Was Genies ausmacht
Als hochbegabt gilt, wer einen Intelligenzquotienten von über 130 hat. Das trifft nur auf etwa zwei Prozent der Bevölkerung zu. Die meisten Menschen bewegen sich dagegen um einen Mittelwert von 100 IQ-Punkten.
In Fachkreisen begegnet man zuweilen auch dem Superlativ der »Höchstbegabten«. Das sind Personen mit einem IQ von über 145. Nur einer von 1000 erreicht diesen Wert. Diese außerordentlich klugen Menschen unterscheiden sich in einigen Merkmalen von Normalos und moderat Hochbegabten, davon ist die Psychologin und Verhaltenstherapeutin Andrea Brackmann überzeugt. Sie arbeitete viele Jahre mit betroffenen Kindern und Erwachsenen und verbindet in ihrem neuen Buch »Extrem begabt« ihre persönlichen Erfahrungen mit neuesten Erkenntnissen aus der Hochbegabtenforschung.
Ungewöhnliche Begeisterung für abstrakte Konzepte
In zehn Kapiteln nähert sie sich dem Phänomen Höchstbegabung aus verschiedenen Blickwinkeln. Zu Beginn trägt sie mögliche Anzeichen zusammen: darunter eine extreme Leistungsfähigkeit und ein ungebremster Schaffensdrang, ein außerordentliches Gedächtnis, die Suche nach Mustern und Bedeutungen in der Welt, ein starkes Verlangen nach Logik und Präzision sowie eine ungewöhnlich emotionale Reaktion auf abstrakte wissenschaftliche Konzepte. So soll die österreichische Kernphysikerin Lise Meitner (1878-1968) als Kind mit ihrem Mathematikbuch unter dem Kopfkissen geschlafen und später gesagt haben: »Herzlich liebe ich die Physik.«
Paradoxerweise fallen Höchstbegabte laut Brackmann oft durch scheinbar dumme Fragen auf und scheitern mitunter an den einfachsten Aufgaben eines Intelligenztests. Das liege daran, dass sie – anders als moderat Hochbegabte – alles bis aufs Äußerste hinterfragen und ihnen zu jedem Gedanken Unmengen von möglichen Ausnahmen und Alternativen durch den Kopf schießen.

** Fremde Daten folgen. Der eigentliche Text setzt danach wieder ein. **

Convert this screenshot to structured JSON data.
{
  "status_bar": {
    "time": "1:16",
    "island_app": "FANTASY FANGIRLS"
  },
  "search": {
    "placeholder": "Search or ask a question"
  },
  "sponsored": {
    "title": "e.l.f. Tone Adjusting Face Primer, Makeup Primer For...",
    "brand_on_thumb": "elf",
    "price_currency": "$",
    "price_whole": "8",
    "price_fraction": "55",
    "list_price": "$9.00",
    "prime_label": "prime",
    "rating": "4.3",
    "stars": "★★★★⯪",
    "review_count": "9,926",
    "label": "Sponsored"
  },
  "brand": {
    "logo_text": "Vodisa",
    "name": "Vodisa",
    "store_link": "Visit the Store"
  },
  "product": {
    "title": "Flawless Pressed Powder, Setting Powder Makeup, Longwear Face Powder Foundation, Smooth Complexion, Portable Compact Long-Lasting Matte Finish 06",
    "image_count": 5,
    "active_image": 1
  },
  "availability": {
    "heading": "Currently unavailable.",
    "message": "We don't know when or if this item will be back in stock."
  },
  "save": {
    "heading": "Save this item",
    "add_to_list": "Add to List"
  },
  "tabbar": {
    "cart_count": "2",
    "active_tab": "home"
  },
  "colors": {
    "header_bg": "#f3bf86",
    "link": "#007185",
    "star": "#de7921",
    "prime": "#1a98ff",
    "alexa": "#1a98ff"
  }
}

Im Anschluss postuliert Andrea Brackmann basierend auf Untersuchungen verschiedene Typen von Hochbegabten und unterscheidet sie anhand der Domänen, in denen sie brillieren. Sie nennt etwa »strebsame Experten«, die meist in der Wissenschaft zu finden sind, »kreative Erneuerer«, die mit ihrer Innovationskraft die Grenzen ihres Fachgebiets sprengen, breit gebildete »Generalisten« und »hochbegabte Dilettanten«, die so vielseitig interessiert sind, dass sie sich selten auf einem Gebiet profundes Wissen aneignen können.
Einen Großteil des Buchs machen psychologische Porträts berühmter Genies aus, mit Hilfe derer die Autorin die Merkmale der Höchstbegabung illustriert, darunter Albert Einstein, Hildegard von Bingen, Marie Curie, Vincent van Gogh, die zeitgenössische Musikerin Björk und viele andere. Ein Unterkapitel widmet Andrea Brackmann genialen Frauen, die in der Erzählung des männlichen Geniekults oft untergehen. Diese biografischen Auszüge sind so lebendig und spannend, dass man meinen könnte, man lese einen Roman.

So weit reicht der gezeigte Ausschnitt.